A luta pela hegemonia regional entre sunitas (nomeadamente a Turquia, a Arábia Saudita e o Qatar) e outras facções islâmicas, no caso vertente alauíta (apoiados pelos xiitas do Irão e do Iraque).
Aparentemente, a luta contra o regime de Damasco seria conduzida pelo “Exército Livre da Síria” oriundo de fileiras dissidentes do regime de Assad mas que rapidamente se ‘deslocaram’ para a “Frente Al-Nusra”, uma milícia sunita e jihadista, descoordenada e desorganizada militarmente, mas estratégica para o derrube do actual regime sírio, onde ‘convivem’ um variado leque de ‘forças rebeldes’, com importantes ligações à Al-Qaeda.
São – apesar de todas as incongruências políticas - estas as “forças oposicionistas” que o Ocidente tem apoiado para derrubar a ditadura da família Al-Assad.
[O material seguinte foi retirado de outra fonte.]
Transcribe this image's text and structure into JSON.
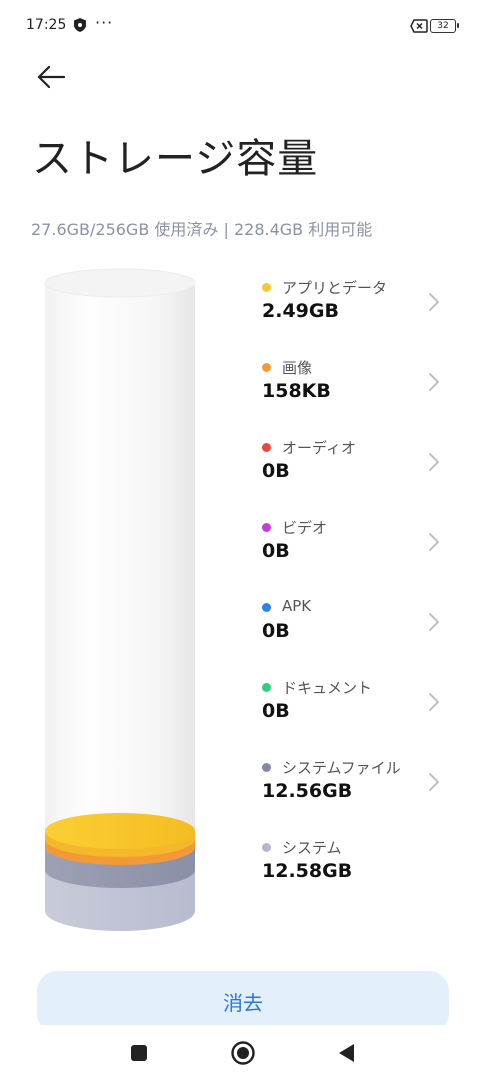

A partir de 2011, três dos principais países ocidentais (EUA, Inglaterra e França) têm armado e equipado esta miscelânea de milícias oposicionistas, sem qualquer tipo de controlo sobre a utilização dos meios bélicos e logísticos. Ao apoio ocidental soma-se a contribuição financeira, em recrutamento de ‘combatentes’ e, também, em armamento da Arábia saudita e do Qatar (e mais recentemente da Turquia).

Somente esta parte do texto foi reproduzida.